Welcome! Arboreal is a Python package for tree based machine learning. It's designed to work with a variety of data types, and has an explicit priority of ease of use and extensibility over speed.
# First, grab a dataset (using the common iris dataset imported from sklearn)
# Load iris dataset and convert to Pandas DataFrame
from sklearn import datasets
iris = datasets.load_iris()
iris_df = pd.DataFrame(data=np.c_[iris['data'], iris['target']],
columns=iris['feature_names'] + ['target'])
# Add an explicit identifier column
iris_df['identifier'] = range(1, len(iris_df) + 1)
# Create the datapoints by converting Pandas rows to dictionaries
datapoints = iris_df.to_dict(orient='records')
# Train/test split
train_fraction = 0.8
random.shuffle(datapoints) # shuffle dataset
split_index = math.ceil(train_fraction * len(datapoints))
train_datapoints, test_datapoints = datapoints[:split_index], datapoints[split_index:]
# Double check we're not cheating by letting the target into the test data
test_datapoints_for_eval = copy.deepcopy(test_datapoints)
for dp in test_datapoints:
del dp['target']
# And now to use Arboreal...
# Create the Arboreal Metadata for this dataset
m = Metadata()
m.identifier = 'identifier'
m.numericals = ['sepal length (cm)',
'sepal width (cm)',
'petal length (cm)',
'petal width (cm)']
m.categoricals = ['target']
m.target = 'target'
# Create an Arboreal Dataset for train and test
train_dataset = Dataset(metadata=m,
datapoints=train_datapoints)
test_dataset = Dataset(metadata=m,
datapoints=test_datapoints,
validate_target=False)
# Fit an ArborealTree on the train set
tree = ArborealTree() # or DecisionTree() or RandomForest()
tree.fit(train_dataset)
# Predict data points in the test set
predictions = tree.transform(test_dataset)
# Evaluate our performance on the test set
results = []
prediction_datatypes = set()
for dp in test_datapoints_for_eval:
target = dp['target']
prediction = predictions[dp['identifier']]
predicted_value = prediction[0]
prediction_datatype = prediction[1]
prediction_datatypes.add(prediction_datatype)
assert len(prediction_datatypes) == 1, "All predictions should be of the same datatype"
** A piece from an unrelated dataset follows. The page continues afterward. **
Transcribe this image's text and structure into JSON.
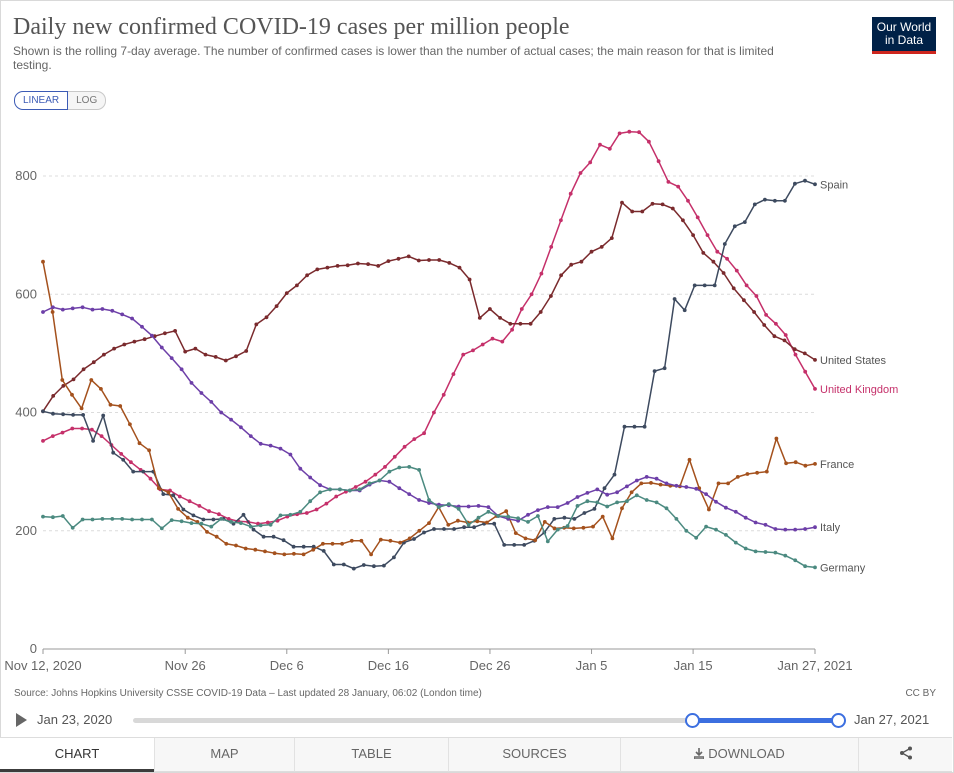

results.append((target, predicted_value))
accuracy = len([r for r in results if r[0] == r[1]]) / len(results)
print(f"ArborealTree Accuracy: {accuracy} (Datatype: {prediction_datatype})")
print(f"ArborealTree:")
print(tree)
To get started, you'll want to clone this repository and run the tests to ensure Arboreal is working on your system.
To install Arboreal's test dependencies:
pip install -r requirements/test.txt
And then to run tests:
sniffer
or
python -m unittest discover
To see some examples of Arboreal in use, check out examples/
and the test/
directory.
Arboreal has some dependencies that make development nicer. Try installing the dev
dependencies with pip install -r requirements/dev.txt
and then running sniffer
in your terminal (pro tip: turn your volume down first!).
Arboreal has different sets of dependencies corresponding to use cases. One set of dependencies is used for tests, for example, while another set is used for development. To ensure you have exactly the dependencies desired for your use case, run:
pip install -r requirements/{use_case}.txt